Unfortunately, I have lived this story.... After receiving my copy of The Jeffrey Journey I was hesitant to begin reading, fearing that Jeffrey Baldwin's story would bring the raw emotion of daily routine - of my own son's life and death - back to the forefront of my mind (as if it's not always there already).

What I found, instead, was a kindred spirit wrapped in a story that I could not put down! Helen Baldwin's gripping detail of her family's life, passions and tribulations, in the wake of one of the most deadly of diseases; had me turning pages at breakneck speed. I found myself constantly saying, "Just one more chapter..." While this may be due to my own personal situation, Helen fluently describes her feelings and makes you feel as if you are participating in every doctor's visit, in every struggling moment, and in every family embrace.

The Baldwin's approach to caring for Jeffrey, apathy for the medical "specialists", desire for new and alternative methods for managing Spinal Muscular Atrophy (SMA); and their overall belief in God's will and plan for their son - was eerily similar to our own personal journey with Benjamin.
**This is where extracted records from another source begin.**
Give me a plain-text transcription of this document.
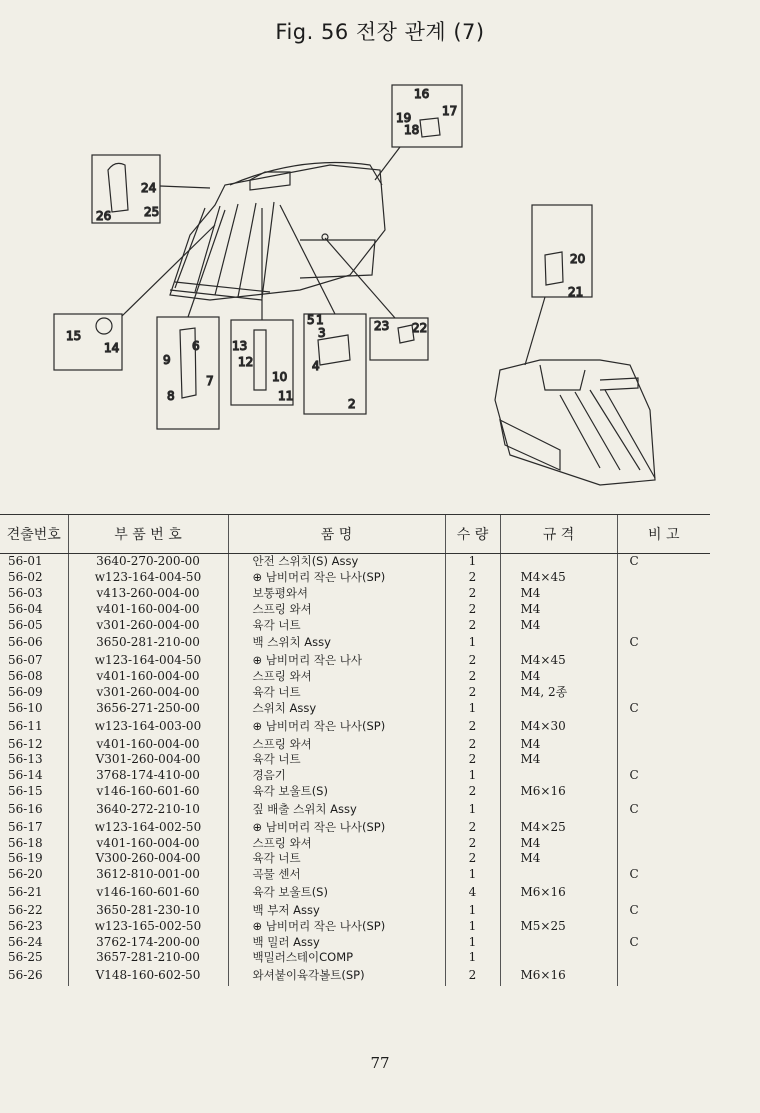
Fig. 56 전장 관계 (7)
1
2
3
4
5
6
7
8
9
10
11
12
13
14
15
16
17
18
19
20
21
22
23
24
25
26
견출번호	부 품 번 호	품 명	수 량	규 격	비 고
56-01	3640-270-200-00	안전 스위치(S) Assy	1		C
56-02	w123-164-004-50	⊕ 남비머리 작은 나사(SP)	2	M4×45	
56-03	v413-260-004-00	보통평와셔	2	M4	
56-04	v401-160-004-00	스프링 와셔	2	M4	
56-05	v301-260-004-00	육각 너트	2	M4	
56-06	3650-281-210-00	백 스위치 Assy	1		C
56-07	w123-164-004-50	⊕ 남비머리 작은 나사	2	M4×45	
56-08	v401-160-004-00	스프링 와셔	2	M4	
56-09	v301-260-004-00	육각 너트	2	M4, 2종	
56-10	3656-271-250-00	스위치 Assy	1		C
56-11	w123-164-003-00	⊕ 남비머리 작은 나사(SP)	2	M4×30	
56-12	v401-160-004-00	스프링 와셔	2	M4	
56-13	V301-260-004-00	육각 너트	2	M4	
56-14	3768-174-410-00	경음기	1		C
56-15	v146-160-601-60	육각 보울트(S)	2	M6×16	
56-16	3640-272-210-10	짚 배출 스위치 Assy	1		C
56-17	w123-164-002-50	⊕ 남비머리 작은 나사(SP)	2	M4×25	
56-18	v401-160-004-00	스프링 와셔	2	M4	
56-19	V300-260-004-00	육각 너트	2	M4	
56-20	3612-810-001-00	곡물 센서	1		C
56-21	v146-160-601-60	육각 보울트(S)	4	M6×16	
56-22	3650-281-230-10	백 부저 Assy	1		C
56-23	w123-165-002-50	⊕ 남비머리 작은 나사(SP)	1	M5×25	
56-24	3762-174-200-00	백 밀러 Assy	1		C
56-25	3657-281-210-00	백밀러스테이COMP	1		
56-26	V148-160-602-50	와셔붙이육각볼트(SP)	2	M6×16	
77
While Jeffrey had to endure more aggressive treatments than my son Ben, the fighting spirit of these children were undeniable and inspirational.

Contrary to my original thoughts, The Jeffrey Journey should NOT be read just by SMA parents or immediate families, but also by doctors, friends, politicians and by anyone interested in reading a riveting human interest story.
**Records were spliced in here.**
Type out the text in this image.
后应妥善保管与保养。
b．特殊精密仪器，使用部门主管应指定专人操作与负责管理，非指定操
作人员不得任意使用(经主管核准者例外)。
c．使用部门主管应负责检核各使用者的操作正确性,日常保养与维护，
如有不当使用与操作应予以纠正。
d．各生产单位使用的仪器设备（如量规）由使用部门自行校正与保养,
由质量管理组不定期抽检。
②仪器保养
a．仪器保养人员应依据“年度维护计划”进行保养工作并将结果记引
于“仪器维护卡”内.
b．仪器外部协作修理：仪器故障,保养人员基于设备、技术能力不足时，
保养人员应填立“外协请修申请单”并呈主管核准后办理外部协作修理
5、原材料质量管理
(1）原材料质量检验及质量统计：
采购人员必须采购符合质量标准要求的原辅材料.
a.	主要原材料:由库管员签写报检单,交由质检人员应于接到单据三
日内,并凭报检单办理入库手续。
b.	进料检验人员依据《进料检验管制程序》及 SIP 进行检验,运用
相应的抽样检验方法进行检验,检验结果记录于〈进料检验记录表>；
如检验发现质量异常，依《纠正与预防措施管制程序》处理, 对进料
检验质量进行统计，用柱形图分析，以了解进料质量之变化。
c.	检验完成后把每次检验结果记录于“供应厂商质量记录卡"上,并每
The effects of SMA, on our children and on their families, will vary with each unfortunate diagnosis. From Type 1 to Type 3, from 2 weeks old to 22 years old, children will undoubtedly have some hills to climb. While Jeffrey Baldwin lost his own battle after 5 short months of life, he fought with the will of people 100 times his age.

And Helen Baldwin's family fought SMA with the only thing that they knew: love, faith and trust. She has detailed the Baldwins' actions and revealed their inspiration that guided them on an unexpected, but special journey.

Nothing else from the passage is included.